I am now convinced, after reading more here, actively watching skiers this weekend, and listening to folks discuss the demo skis that they had been on, that most people really don't have a clue whether they are carving or not. They don't know where they are balancing on their skis (fore/aft or laterally). They don't even know whether they are flexed or straight.
It's been a revelation! Perhaps it's no wonder people don't take lessons; they don't realize how much better they could get! They see themselves in the top skiers on the mountain who they watch zip past or under the chair. "Yeah, man, that's what I'm doing, and that's carving!" Nope. Not for most folks.
I suspect that this is one reason that folks don't knock each other out of the way to get into the ESA
. They really don't understand the difference that world-class coaching can make in their skiing in terms of both ability and energy use.

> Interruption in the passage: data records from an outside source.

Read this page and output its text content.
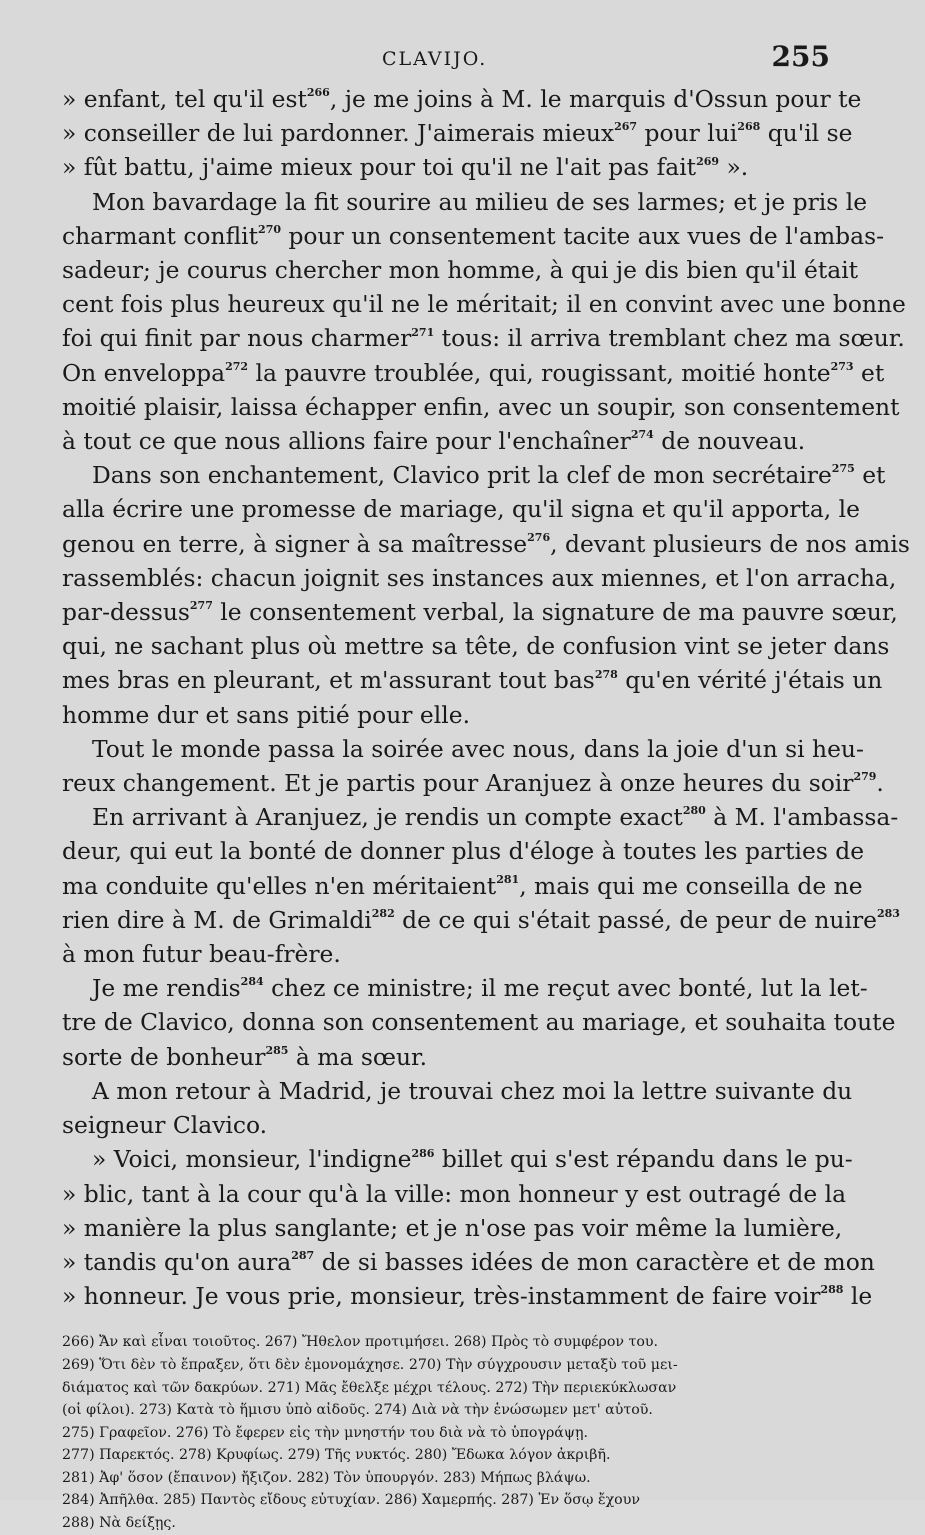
CLAVIJO.	255
» enfant, tel qu'il est$^{266}$, je me joins à M. le marquis d'Ossun pour te
» conseiller de lui pardonner. J'aimerais mieux$^{267}$ pour lui$^{268}$ qu'il se
» fût battu, j'aime mieux pour toi qu'il ne l'ait pas fait$^{269}$ ».
Mon bavardage la fit sourire au milieu de ses larmes; et je pris le
charmant conflit$^{270}$ pour un consentement tacite aux vues de l'ambas-
sadeur; je courus chercher mon homme, à qui je dis bien qu'il était
cent fois plus heureux qu'il ne le méritait; il en convint avec une bonne
foi qui finit par nous charmer$^{271}$ tous: il arriva tremblant chez ma sœur.
On enveloppa$^{272}$ la pauvre troublée, qui, rougissant, moitié honte$^{273}$ et
moitié plaisir, laissa échapper enfin, avec un soupir, son consentement
à tout ce que nous allions faire pour l'enchaîner$^{274}$ de nouveau.
Dans son enchantement, Clavico prit la clef de mon secrétaire$^{275}$ et
alla écrire une promesse de mariage, qu'il signa et qu'il apporta, le
genou en terre, à signer à sa maîtresse$^{276}$, devant plusieurs de nos amis
rassemblés: chacun joignit ses instances aux miennes, et l'on arracha,
par-dessus$^{277}$ le consentement verbal, la signature de ma pauvre sœur,
qui, ne sachant plus où mettre sa tête, de confusion vint se jeter dans
mes bras en pleurant, et m'assurant tout bas$^{278}$ qu'en vérité j'étais un
homme dur et sans pitié pour elle.
Tout le monde passa la soirée avec nous, dans la joie d'un si heu-
reux changement. Et je partis pour Aranjuez à onze heures du soir$^{279}$.
En arrivant à Aranjuez, je rendis un compte exact$^{280}$ à M. l'ambassa-
deur, qui eut la bonté de donner plus d'éloge à toutes les parties de
ma conduite qu'elles n'en méritaient$^{281}$, mais qui me conseilla de ne
rien dire à M. de Grimaldi$^{282}$ de ce qui s'était passé, de peur de nuire$^{283}$
à mon futur beau-frère.
Je me rendis$^{284}$ chez ce ministre; il me reçut avec bonté, lut la let-
tre de Clavico, donna son consentement au mariage, et souhaita toute
sorte de bonheur$^{285}$ à ma sœur.
A mon retour à Madrid, je trouvai chez moi la lettre suivante du
seigneur Clavico.
» Voici, monsieur, l'indigne$^{286}$ billet qui s'est répandu dans le pu-
» blic, tant à la cour qu'à la ville: mon honneur y est outragé de la
» manière la plus sanglante; et je n'ose pas voir même la lumière,
» tandis qu'on aura$^{287}$ de si basses idées de mon caractère et de mon
» honneur. Je vous prie, monsieur, très-instamment de faire voir$^{288}$ le
266) Ἄν καὶ εἶναι τοιοῦτος. 267) Ἤθελον προτιμήσει. 268) Πρὸς τὸ συμφέρον του.
269) Ὅτι δὲν τὸ ἔπραξεν, ὅτι δὲν ἐμονομάχησε. 270) Τὴν σύγχρουσιν μεταξὺ τοῦ μει-
διάματος καὶ τῶν δακρύων. 271) Μᾶς ἔθελξε μέχρι τέλους. 272) Τὴν περιεκύκλωσαν
(οἱ φίλοι). 273) Κατὰ τὸ ἥμισυ ὑπὸ αἰδοῦς. 274) Διὰ νὰ τὴν ἑνώσωμεν μετ' αὐτοῦ.
275) Γραφεῖον. 276) Τὸ ἔφερεν εἰς τὴν μνηστήν του διὰ νὰ τὸ ὑπογράψῃ.
277) Παρεκτός. 278) Κρυφίως. 279) Τῆς νυκτός. 280) Ἔδωκα λόγον ἀκριβῆ.
281) Ἀφ' ὅσον (ἔπαινον) ἤξιζον. 282) Τὸν ὑπουργόν. 283) Μήπως βλάψω.
284) Ἀπῆλθα. 285) Παντὸς εἴδους εὐτυχίαν. 286) Χαμερπής. 287) Ἐν ὅσῳ ἔχουν
288) Νὰ δείξῃς.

For example, this year, on day one of my season, Weems made one direct coaching recommendation (after asking me if I was interested in a little coaching) and one very oblique, indirect comment. I credit my focus on those two items for my performance this past weekend
BTW, I have no way of knowing how I was really skiing from my own pespective, since there was no video taken (I felt a number of turns when I was not really locked-on), and that reinforces my need for solid coaching.
In short: don't be so sure that you know what you're actually doing on skis. Get a skilled and objective observer to give you some insights. Better yet, join the outstanding coaches at one of the ESA events
and take your skiing to another level. I intend to continue to get coaching from here on out.